Scientific classification
- Kingdom: Animalia
- Phylum: Chordata
- Class: Reptilia
- Order: Squamata
- Family: Cordylidae
- Genus: Platysaurus
- Species: P. orientalis
- Binomial name: Platysaurus orientalis V. FitzSimons, 1941
- Synonyms: Platysaurus minor orientalis V. FitzSimons, 1941; Platysaurus guttatus orientalis — Loveridge, 1944; Platysaurus orientalis — Jacobsen & Newbery, 1989;

= Sekukhune flat lizard =

- Genus: Platysaurus
- Species: orientalis
- Authority: V. FitzSimons, 1941
- Conservation status: LC
- Synonyms: Platysaurus minor orientalis , V. FitzSimons, 1941, Platysaurus guttatus orientalis — Loveridge, 1944, Platysaurus orientalis , — Jacobsen & Newbery, 1989

Species of lizard

The Sekukhune flat lizard (Platysaurus orientalis) is a species of lizard in the family Cordylidae. The species is endemic to South Africa. It has two subspecies.

==Description==
Females and juveniles of P. orientalis have a black back with white stripes, as well as a white belly. Adult males have a green body, and a tail which is orange or red above, and yellow underneath. Adults usually have a snout-to-vent length (SVL) of 7.0–7.5 cm; the longest recorded SVL is 9.0 cm.
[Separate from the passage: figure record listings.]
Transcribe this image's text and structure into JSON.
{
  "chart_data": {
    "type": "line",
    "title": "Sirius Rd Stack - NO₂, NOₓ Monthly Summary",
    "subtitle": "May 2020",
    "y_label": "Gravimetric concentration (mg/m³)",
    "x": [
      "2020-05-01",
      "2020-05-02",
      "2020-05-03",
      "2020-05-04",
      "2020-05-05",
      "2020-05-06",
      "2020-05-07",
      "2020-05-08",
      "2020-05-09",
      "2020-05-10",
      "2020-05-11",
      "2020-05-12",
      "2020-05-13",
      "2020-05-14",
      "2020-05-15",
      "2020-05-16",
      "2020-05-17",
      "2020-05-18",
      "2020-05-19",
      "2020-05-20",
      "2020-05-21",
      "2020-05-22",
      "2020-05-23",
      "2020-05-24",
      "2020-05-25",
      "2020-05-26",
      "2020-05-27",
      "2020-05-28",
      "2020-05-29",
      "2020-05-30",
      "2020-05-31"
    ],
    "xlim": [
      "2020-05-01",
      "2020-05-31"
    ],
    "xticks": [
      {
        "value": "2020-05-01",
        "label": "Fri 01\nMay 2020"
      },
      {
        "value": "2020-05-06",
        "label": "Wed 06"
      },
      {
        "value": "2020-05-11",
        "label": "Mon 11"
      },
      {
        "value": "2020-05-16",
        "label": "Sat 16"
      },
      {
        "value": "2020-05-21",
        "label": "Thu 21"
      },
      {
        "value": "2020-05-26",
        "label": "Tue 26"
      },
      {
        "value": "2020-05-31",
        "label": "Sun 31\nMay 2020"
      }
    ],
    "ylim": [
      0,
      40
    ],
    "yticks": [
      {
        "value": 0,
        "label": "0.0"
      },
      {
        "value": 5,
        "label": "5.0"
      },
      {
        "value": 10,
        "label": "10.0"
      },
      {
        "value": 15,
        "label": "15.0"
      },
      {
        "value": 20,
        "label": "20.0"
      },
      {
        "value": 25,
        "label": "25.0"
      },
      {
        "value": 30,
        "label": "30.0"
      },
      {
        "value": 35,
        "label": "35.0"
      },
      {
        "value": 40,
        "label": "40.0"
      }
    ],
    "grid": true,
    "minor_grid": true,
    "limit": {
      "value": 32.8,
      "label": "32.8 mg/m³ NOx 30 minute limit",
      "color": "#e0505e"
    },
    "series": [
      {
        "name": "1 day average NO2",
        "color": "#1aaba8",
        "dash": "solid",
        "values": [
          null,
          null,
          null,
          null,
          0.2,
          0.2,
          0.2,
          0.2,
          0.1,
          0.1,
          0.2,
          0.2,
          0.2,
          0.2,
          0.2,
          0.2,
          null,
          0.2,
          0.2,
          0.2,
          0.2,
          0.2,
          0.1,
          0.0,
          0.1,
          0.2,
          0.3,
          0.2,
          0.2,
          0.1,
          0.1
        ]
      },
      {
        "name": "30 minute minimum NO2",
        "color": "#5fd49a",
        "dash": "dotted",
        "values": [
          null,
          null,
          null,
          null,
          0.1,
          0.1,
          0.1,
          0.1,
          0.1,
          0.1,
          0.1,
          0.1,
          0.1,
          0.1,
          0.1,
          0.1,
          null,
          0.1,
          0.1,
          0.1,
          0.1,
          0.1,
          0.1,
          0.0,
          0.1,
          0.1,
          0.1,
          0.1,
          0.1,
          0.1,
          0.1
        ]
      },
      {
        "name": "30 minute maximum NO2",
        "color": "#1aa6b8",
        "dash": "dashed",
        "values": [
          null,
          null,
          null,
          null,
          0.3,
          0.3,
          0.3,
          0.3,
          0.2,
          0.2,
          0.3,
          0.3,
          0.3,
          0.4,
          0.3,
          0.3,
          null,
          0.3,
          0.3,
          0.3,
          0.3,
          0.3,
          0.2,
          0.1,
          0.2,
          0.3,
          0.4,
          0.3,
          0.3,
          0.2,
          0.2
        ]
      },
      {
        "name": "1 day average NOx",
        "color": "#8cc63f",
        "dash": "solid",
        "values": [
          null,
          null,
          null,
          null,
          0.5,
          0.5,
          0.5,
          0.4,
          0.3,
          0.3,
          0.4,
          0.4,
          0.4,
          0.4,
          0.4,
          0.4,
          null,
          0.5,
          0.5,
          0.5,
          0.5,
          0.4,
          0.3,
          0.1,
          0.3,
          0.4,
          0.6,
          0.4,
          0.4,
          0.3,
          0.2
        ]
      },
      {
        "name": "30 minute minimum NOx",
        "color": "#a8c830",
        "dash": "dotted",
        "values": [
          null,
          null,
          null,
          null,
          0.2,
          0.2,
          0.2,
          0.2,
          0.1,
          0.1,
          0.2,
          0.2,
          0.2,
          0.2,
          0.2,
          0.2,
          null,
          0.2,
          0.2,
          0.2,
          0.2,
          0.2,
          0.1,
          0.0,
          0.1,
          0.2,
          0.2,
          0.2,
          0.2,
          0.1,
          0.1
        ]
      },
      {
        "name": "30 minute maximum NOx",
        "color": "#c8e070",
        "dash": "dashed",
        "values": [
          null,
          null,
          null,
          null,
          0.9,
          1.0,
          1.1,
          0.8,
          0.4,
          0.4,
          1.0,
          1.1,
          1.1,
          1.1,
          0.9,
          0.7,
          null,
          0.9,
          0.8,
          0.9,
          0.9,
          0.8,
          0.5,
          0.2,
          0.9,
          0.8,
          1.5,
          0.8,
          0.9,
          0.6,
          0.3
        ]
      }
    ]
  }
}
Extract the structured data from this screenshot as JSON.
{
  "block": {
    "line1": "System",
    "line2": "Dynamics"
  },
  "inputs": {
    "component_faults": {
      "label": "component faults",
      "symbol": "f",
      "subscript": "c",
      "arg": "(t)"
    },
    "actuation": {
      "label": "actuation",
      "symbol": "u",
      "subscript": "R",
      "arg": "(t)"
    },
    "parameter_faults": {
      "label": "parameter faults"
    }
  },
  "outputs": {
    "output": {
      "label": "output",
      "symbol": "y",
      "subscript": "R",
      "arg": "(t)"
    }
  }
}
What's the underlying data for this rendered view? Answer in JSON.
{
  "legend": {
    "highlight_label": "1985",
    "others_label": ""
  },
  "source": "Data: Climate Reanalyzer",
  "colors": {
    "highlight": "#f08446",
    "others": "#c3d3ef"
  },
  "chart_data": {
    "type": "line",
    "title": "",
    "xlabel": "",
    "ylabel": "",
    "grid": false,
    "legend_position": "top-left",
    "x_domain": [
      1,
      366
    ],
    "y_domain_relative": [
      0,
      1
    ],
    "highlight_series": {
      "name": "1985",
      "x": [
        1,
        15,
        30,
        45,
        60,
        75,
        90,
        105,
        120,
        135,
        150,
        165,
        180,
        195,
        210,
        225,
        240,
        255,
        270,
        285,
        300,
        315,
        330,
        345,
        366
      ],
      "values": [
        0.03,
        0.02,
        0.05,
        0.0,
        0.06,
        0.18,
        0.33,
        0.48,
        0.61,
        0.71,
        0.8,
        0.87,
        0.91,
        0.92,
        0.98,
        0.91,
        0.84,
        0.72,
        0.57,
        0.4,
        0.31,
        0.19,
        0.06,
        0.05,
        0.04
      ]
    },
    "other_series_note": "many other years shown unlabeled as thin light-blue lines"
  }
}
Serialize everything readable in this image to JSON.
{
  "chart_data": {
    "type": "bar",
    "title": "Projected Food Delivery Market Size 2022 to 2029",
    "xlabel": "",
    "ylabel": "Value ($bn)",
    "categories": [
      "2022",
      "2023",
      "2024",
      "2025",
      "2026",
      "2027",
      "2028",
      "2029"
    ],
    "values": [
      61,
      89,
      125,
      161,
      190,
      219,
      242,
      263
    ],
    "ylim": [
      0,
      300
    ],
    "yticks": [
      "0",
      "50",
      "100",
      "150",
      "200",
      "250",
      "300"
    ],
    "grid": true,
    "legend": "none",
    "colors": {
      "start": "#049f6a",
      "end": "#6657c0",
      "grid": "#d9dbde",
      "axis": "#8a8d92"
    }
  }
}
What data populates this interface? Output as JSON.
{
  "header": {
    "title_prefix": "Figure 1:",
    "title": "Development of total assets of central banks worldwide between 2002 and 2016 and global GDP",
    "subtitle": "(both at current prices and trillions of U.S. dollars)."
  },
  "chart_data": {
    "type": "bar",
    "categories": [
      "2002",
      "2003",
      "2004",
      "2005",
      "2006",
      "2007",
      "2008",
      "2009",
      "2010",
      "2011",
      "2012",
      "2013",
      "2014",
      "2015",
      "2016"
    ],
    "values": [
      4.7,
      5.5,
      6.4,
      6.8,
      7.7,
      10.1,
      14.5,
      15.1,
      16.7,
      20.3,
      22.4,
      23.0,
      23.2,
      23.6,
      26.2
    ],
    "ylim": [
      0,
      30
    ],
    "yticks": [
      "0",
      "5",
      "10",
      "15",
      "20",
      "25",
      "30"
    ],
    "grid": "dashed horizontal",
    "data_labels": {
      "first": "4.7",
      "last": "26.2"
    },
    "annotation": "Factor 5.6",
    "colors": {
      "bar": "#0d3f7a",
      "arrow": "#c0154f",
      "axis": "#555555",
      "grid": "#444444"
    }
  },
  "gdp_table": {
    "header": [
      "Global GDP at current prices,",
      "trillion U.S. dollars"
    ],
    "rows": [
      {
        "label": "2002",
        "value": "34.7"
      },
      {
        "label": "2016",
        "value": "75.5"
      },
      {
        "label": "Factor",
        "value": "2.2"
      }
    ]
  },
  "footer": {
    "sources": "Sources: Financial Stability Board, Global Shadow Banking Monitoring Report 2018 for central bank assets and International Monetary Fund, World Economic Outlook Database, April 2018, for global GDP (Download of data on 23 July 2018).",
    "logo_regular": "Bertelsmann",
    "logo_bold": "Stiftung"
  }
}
==Geographic range and habitat==
The Sekukhune flat lizard lives in a small area of savannah in South Africa in the Sekhukhuneland natural region. This includes the Mpumalanga Escarpment.

==Reproduction==
Female Sekukhune flat lizards lay two eggs in a rock crack in early summer.

==Diet==
The diet of the Sekukhune flat lizard includes insects, including caterpillars.

==Subspecies==
Two subspecies are recognized.

- P. o. orientalis V. FitzSimons, 1941 – Drakensberg mountains in Mpumalanga in South Africa.
- P. o. fitzsimonsi Loveridge, 1944 – eastern Sekhukhuneland.

The subspecific name, fitzsimonsi, is in honor of South African herpetologist (Mr.) Vivian Frederick Maynard FitzSimons.